Doktor, “Öldü” dediğinde eli Gülriz’in avcunun içindeydi.
Aslında, sadece o an değil, hep Gülriz’in kalbinin içindeydi. Bir an bile ayrılmamacasına...
Felç geçirmişti Engin Cezzar, konuşamıyordu ama onlar kendilerine o halde bile mükemmel bir ortak dünya yarattılar.
Hayatın onlardan aldığına kafa tuttular ve sadece seslerden oluşan yeni bir dil icat ettiler; aşkın dilini...
Ve Gülriz Sururi kaybettiği aşkını nasıl unutmayacağını anlattı, buyurun buradan okuyun!
Başınız sağ olsun! Hepimiz çok üzüldük, 56 yıllık aşkınız Engin Cezzar’ı kaybettiniz. Nasıl oldu?
- Teşekkür ederim. Başım sağ ama bu neye yarar bilmiyorum. 1960’tan beri birlikteydik Engin’le. Sadece aşkım değil, her şeyimdi. Diğer yarımı kaybetmiş gibiyim...
Tam olarak nasıl oldu? Hastaneye mi kaldırıldı?
- Engin’in hep bir kalp sorunu vardı. 2000’den beri ameliyatlar, piller-miller, stent’ler. Zorlu bir dönem yaşadı. Derken felç indi, konuşamamaya başladı. Yine de, her şeye rağmen birlikte güzel bir hayat yaşadık. Evet, pek çok zorluk atlattık ama hep hayatı eskisi gibi neşeyle yaşamaya çalışan, dünyanın keyfini çıkarmaya uğraşan insanlardık. Ama Engin inattır, sonunda ilaçlarını almak istemedi.
Neden?
- Öyle. Öteden beri ilaca karşı. Felci de o yüzden geçirdi. Kalp ilaçlarını almak istemediği için. İlaçları, yatakların altından, buzdolaplarından, bilmem nerelerden topluyorduk.
Niye almak istemiyor ilaçlarını?
- Küçüklüğünden beri ilaçlardan hoşlanmıyor. İlaçlardan nefret eden ama evinde tıp kitapları bulunduran ve okuyan bir adam. “Bana bir şey olmaz, ben kuvvetliyim, ben güçlüyüm, ben grip bile olmam!” vardır ya, işte öyle bir tavır içindeydi.
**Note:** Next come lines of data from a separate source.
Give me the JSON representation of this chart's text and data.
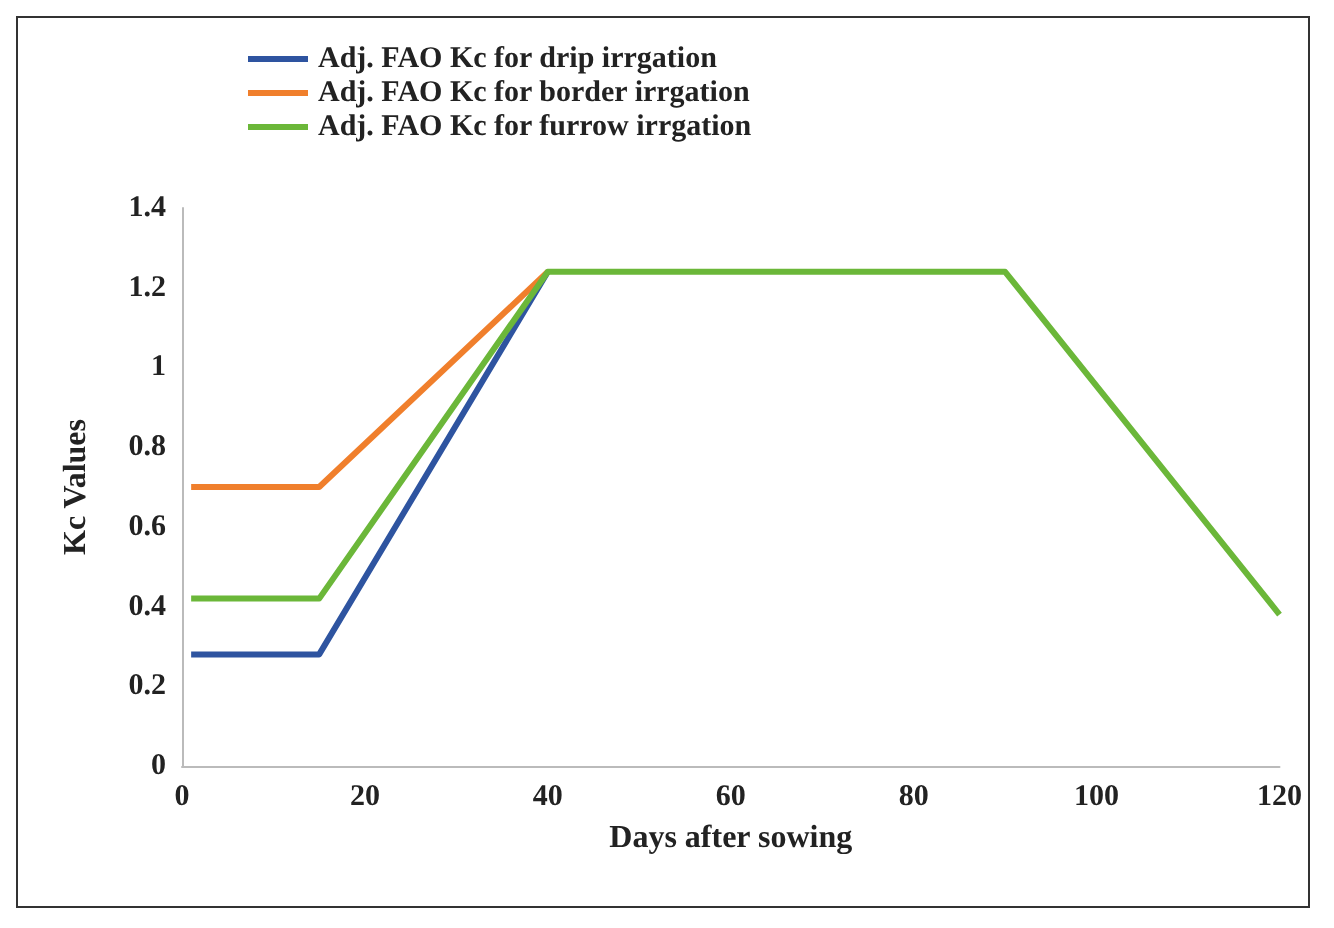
{
  "chart_data": {
    "type": "line",
    "xlabel": "Days after sowing",
    "ylabel": "Kc Values",
    "x": [
      1,
      15,
      40,
      90,
      120
    ],
    "series": [
      {
        "name": "Adj. FAO Kc for drip irrgation",
        "color": "#2e54a0",
        "values": [
          0.28,
          0.28,
          1.24,
          null,
          null
        ]
      },
      {
        "name": "Adj. FAO Kc for border irrgation",
        "color": "#f07f2c",
        "values": [
          0.7,
          0.7,
          1.24,
          null,
          null
        ]
      },
      {
        "name": "Adj. FAO Kc for furrow irrgation",
        "color": "#6bb739",
        "values": [
          0.42,
          0.42,
          1.24,
          1.24,
          0.38
        ]
      }
    ],
    "xlim": [
      0,
      120
    ],
    "xticks": [
      0,
      20,
      40,
      60,
      80,
      100,
      120
    ],
    "ylim": [
      0,
      1.4
    ],
    "yticks": [
      0,
      0.2,
      0.4,
      0.6,
      0.8,
      1,
      1.2,
      1.4
    ],
    "grid": false,
    "legend": "top",
    "marker": "none",
    "line_style": "solid"
  }
}
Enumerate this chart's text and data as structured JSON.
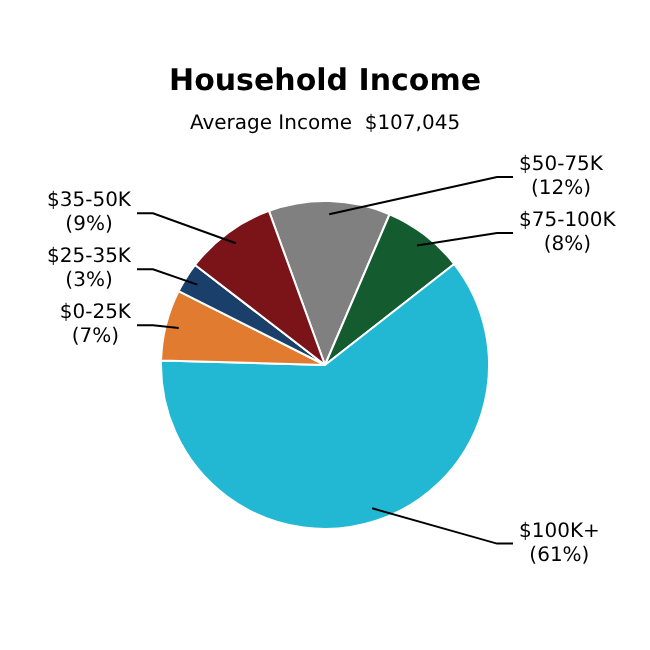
{
  "chart_data": {
    "type": "pie",
    "title": "Household Income",
    "subtitle": "Average Income  $107,045",
    "categories": [
      "$50-75K",
      "$75-100K",
      "$100K+",
      "$0-25K",
      "$25-35K",
      "$35-50K"
    ],
    "values": [
      12,
      8,
      61,
      7,
      3,
      9
    ],
    "value_labels": [
      "(12%)",
      "(8%)",
      "(61%)",
      "(7%)",
      "(3%)",
      "(9%)"
    ],
    "colors": [
      "#808080",
      "#145c30",
      "#22b8d4",
      "#e07b30",
      "#1a3f6b",
      "#7a1418"
    ],
    "legend": false
  }
}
O ilaçları almayınca da iyice kötüledi. Ve derken bedeni yoruldu. Benimle artık dışarı bile çıkamaz oldu. Galalara, oyunlara gelmek istemiyordu. Güçtün düştü. En son fizik tedavisini de bıraktı. Önceleri çok mücadele ettim, ama sonunda kabul etmek zorunda kaldım. Çünkü çok halsizdi. Hep uyumak istiyordu. Yataktan kalkmak istemiyordu. Yavaş yavaş kötü bir döneme girdi...
Yazın Bodrum’da peki?
- Bodrum’u seviyordu. Zaten Bodrum’dan döndükten sonra ‘o dönülmez yola’ girdi. Gerçi Bodrum’da da fizik tedaviye gitmek istemiyordu, ona rağmen zorluyordum, ama İstanbul’da gelince toptan vazgeçti ve tabii yatağa daha çok bağlandı...
ÇOK YAKIN ZAMANA KADAR NEŞELİYDİ GÜNLERİMİZ, GECELERİMİZ...
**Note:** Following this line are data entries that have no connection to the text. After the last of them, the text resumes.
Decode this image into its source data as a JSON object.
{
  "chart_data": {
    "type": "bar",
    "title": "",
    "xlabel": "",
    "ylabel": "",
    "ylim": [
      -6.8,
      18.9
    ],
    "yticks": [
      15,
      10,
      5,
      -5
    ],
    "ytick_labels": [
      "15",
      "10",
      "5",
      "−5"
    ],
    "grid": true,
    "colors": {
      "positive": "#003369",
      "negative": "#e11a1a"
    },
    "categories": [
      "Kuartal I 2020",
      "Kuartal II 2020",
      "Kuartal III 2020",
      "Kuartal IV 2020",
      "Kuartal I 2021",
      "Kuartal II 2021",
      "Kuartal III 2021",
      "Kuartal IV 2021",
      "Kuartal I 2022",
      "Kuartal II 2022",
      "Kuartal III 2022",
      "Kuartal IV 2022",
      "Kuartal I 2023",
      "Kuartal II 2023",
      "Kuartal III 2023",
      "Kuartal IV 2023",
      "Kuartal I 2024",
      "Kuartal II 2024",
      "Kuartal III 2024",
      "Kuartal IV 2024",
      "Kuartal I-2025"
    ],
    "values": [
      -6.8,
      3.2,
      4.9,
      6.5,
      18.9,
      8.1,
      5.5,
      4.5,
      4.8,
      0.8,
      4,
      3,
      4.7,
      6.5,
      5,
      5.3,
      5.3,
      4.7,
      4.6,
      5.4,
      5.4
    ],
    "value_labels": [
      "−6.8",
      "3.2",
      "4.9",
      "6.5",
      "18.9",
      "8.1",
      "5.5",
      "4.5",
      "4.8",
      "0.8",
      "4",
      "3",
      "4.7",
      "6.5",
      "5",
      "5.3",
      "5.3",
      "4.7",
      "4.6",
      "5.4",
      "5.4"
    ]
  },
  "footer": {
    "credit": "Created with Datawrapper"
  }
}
Peki hayattan da mı vazgeçti?
- Hayır asla! Tüm bu anlattığım olumsuz tabloya rağmen, hayat doluydu. Neşeliydi.
Ölmek istiyor gibi değil yani...
- Kesinlikle değil! Hayata fevkalade bağlıydı. Ama artık böbrek iflas etmiş, kalp yetmezliği var... Bundan sonra diyalize de girmesi gerekebilirdi, solunum için maske takmak durumunda kalabilirdi. Bütün bunların olabileceğini biliyordu ama yine de ilaçlarını almıyordu. Fakat biz iyiydik, her akşam iki kadeh şarabımızı içiyorduk. Kadehlerimizi tokuşturuyorduk. Çok yakın zamana kadar neşeliydi günlerimiz, gecelerimiz... Mesela her öğle yemeğinden sonra karşılıklı kahve içerek sohbet ediyorduk. Telefonda konuşuyorduk. Kaç kişi şahit olmuştur ve çok şaşırmıştır. Konuşamayan bir adamla telefonda konuşabiliyordum ve her söylediğini anlayabiliyordum. Böyle bir yaşam sürdük...
Çıkardığı seslerden mi anlıyordunuz ne demek istediğini?
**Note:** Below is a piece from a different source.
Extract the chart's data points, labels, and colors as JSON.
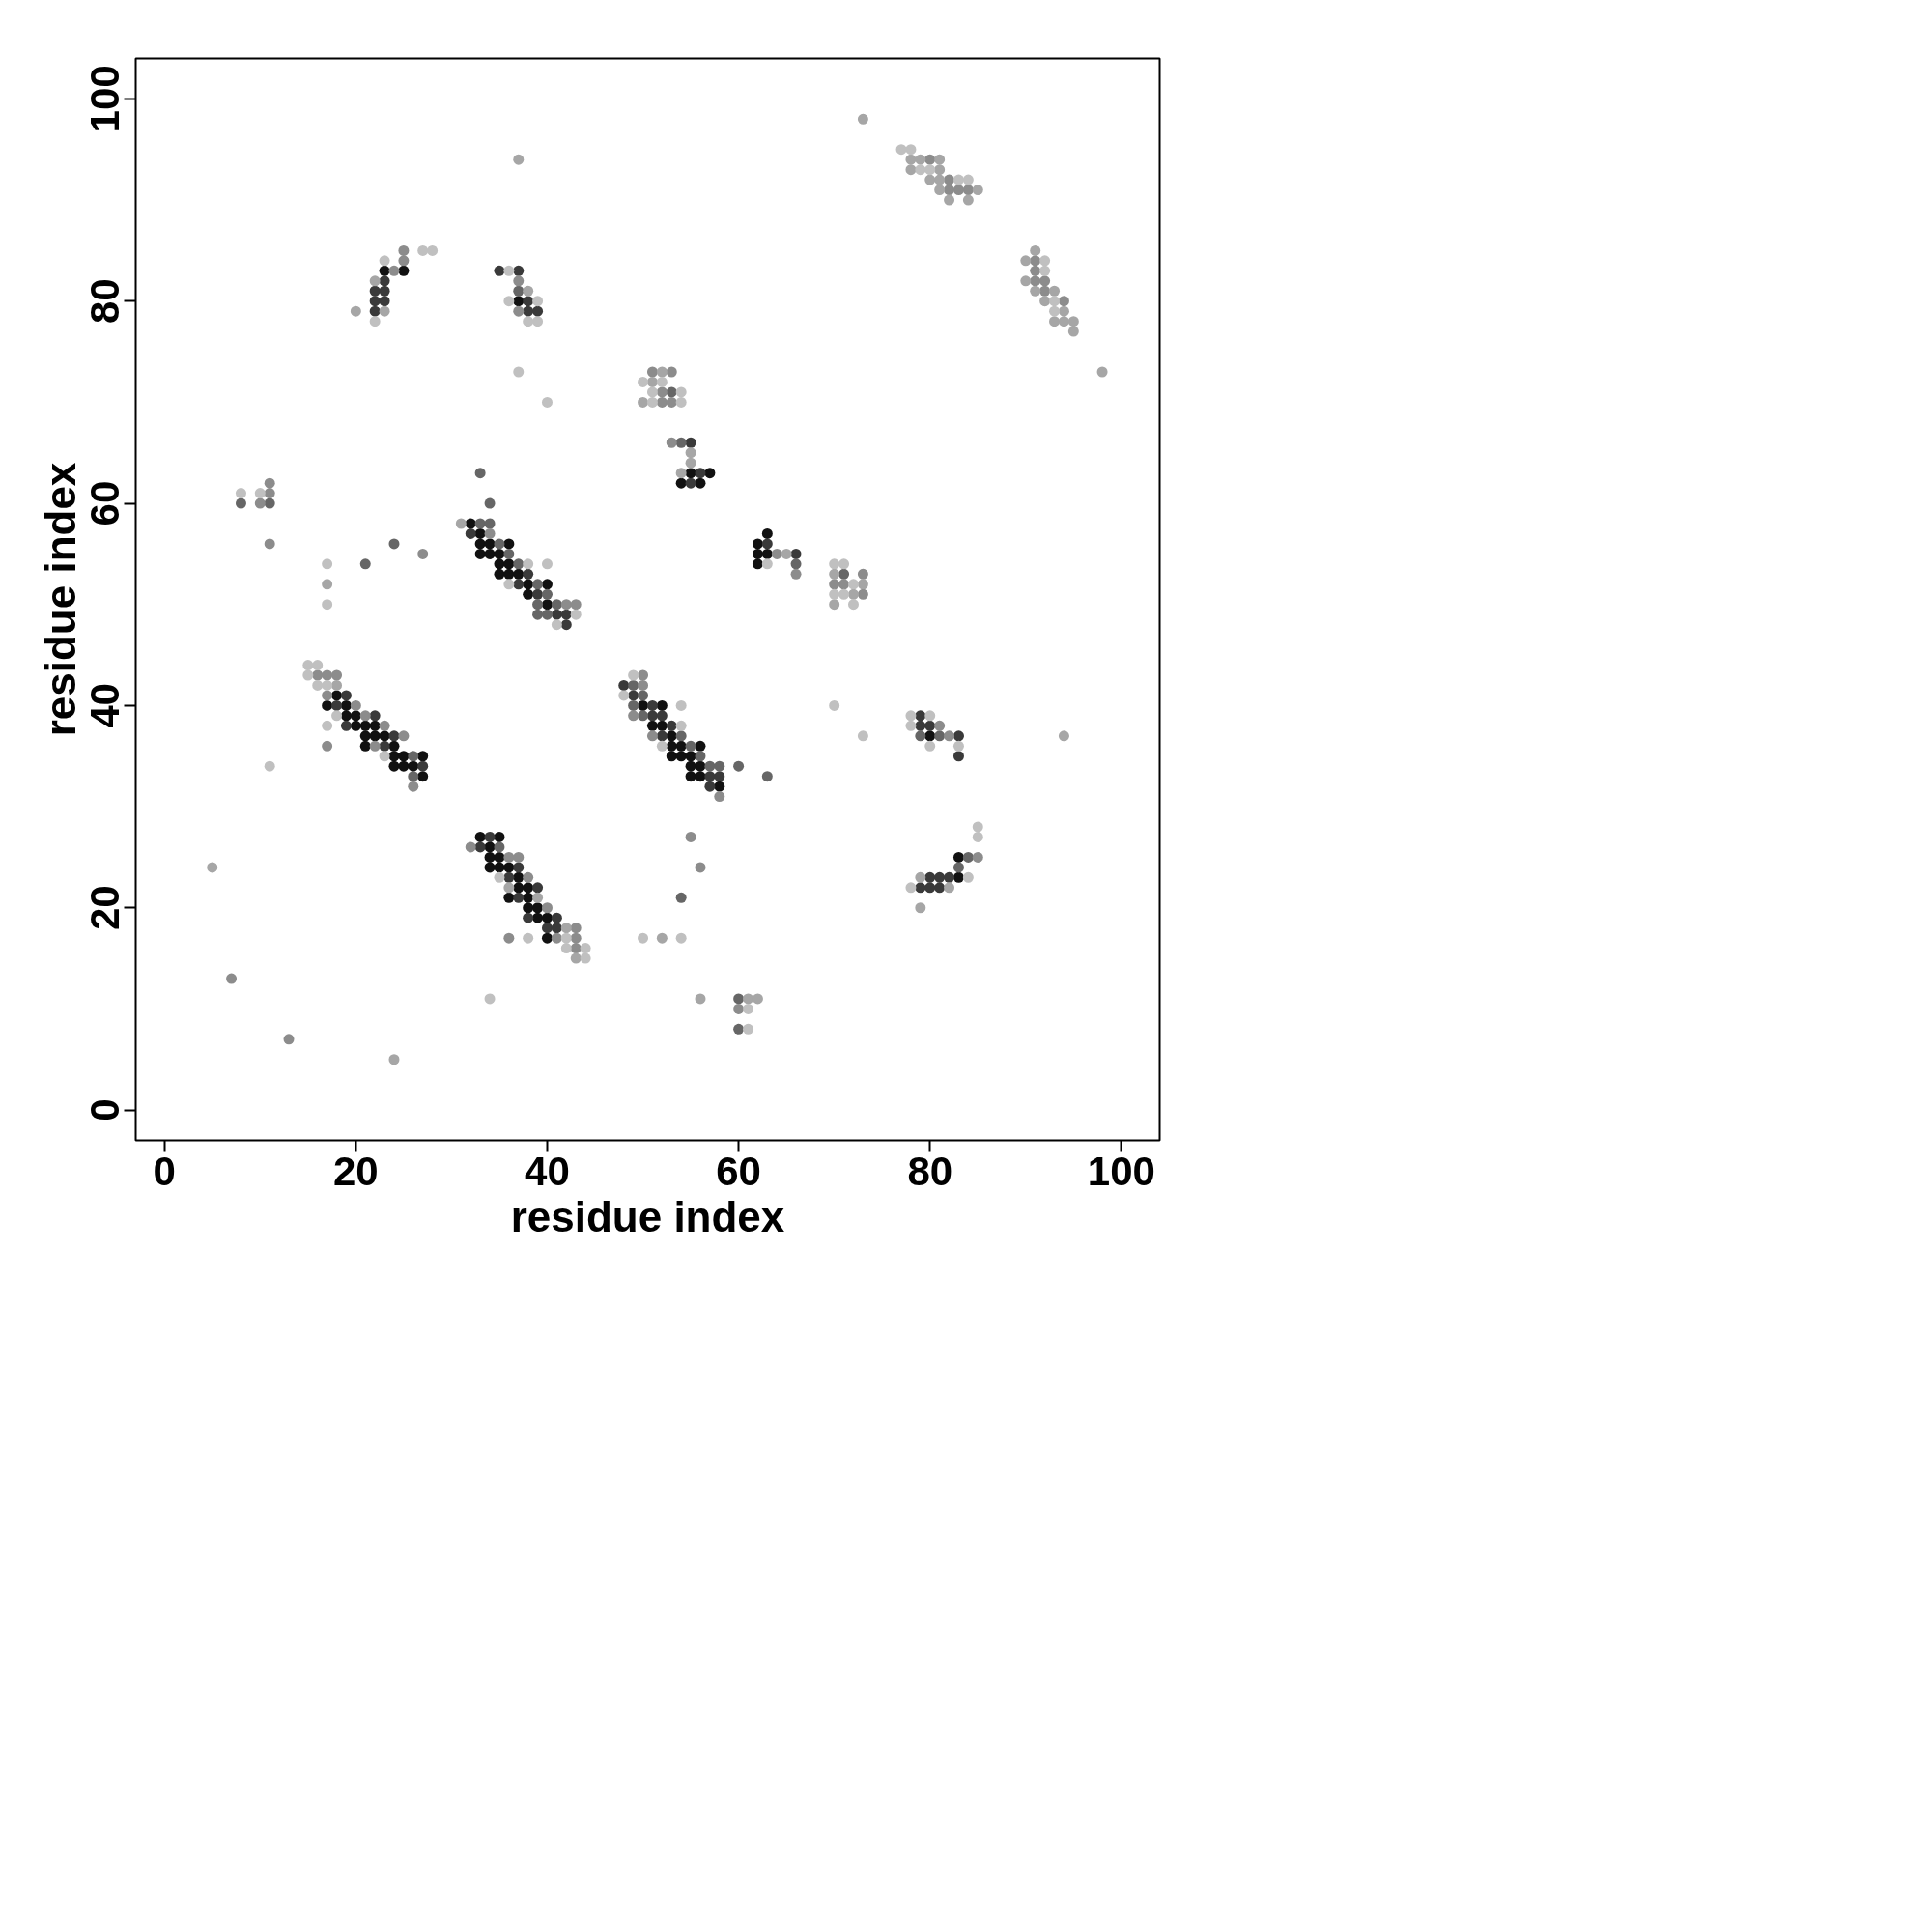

- Evet. O seslerden kendince kelimeler yaratıyordu. Bir süre sonra aranızda özel bir dil geliştiriyorsunuz. Tiyatrocu olduğu için, iletişimi kuvvetli biri. Anlıyordum onu, hiçbir sorunumuz yoktu. Zaten anlaşmak için konuşmanız gerekmiyor.
Ve kafası yerindeydi...
- Tabii tabii. Zaten kafası yerinde olmasa birlikte yaşayamazdık ki! Fevkalade yerindeydi. Espri dahi yapıyordu. Aklı hiç gitmedi. Hayata bağlılığından hiç taviz vermedi. Ama bedeni iflas etti...
DOKTOR ‘KAYBETTİK’ DEDİĞİNDE, HÂLÂ ELİNİ TUTUYORDUM
Peki siz ona “Neden ilaçlarını almıyorsun? Ben bunları neden yatağının altından buluyorum” dediğinizde ne diyordu?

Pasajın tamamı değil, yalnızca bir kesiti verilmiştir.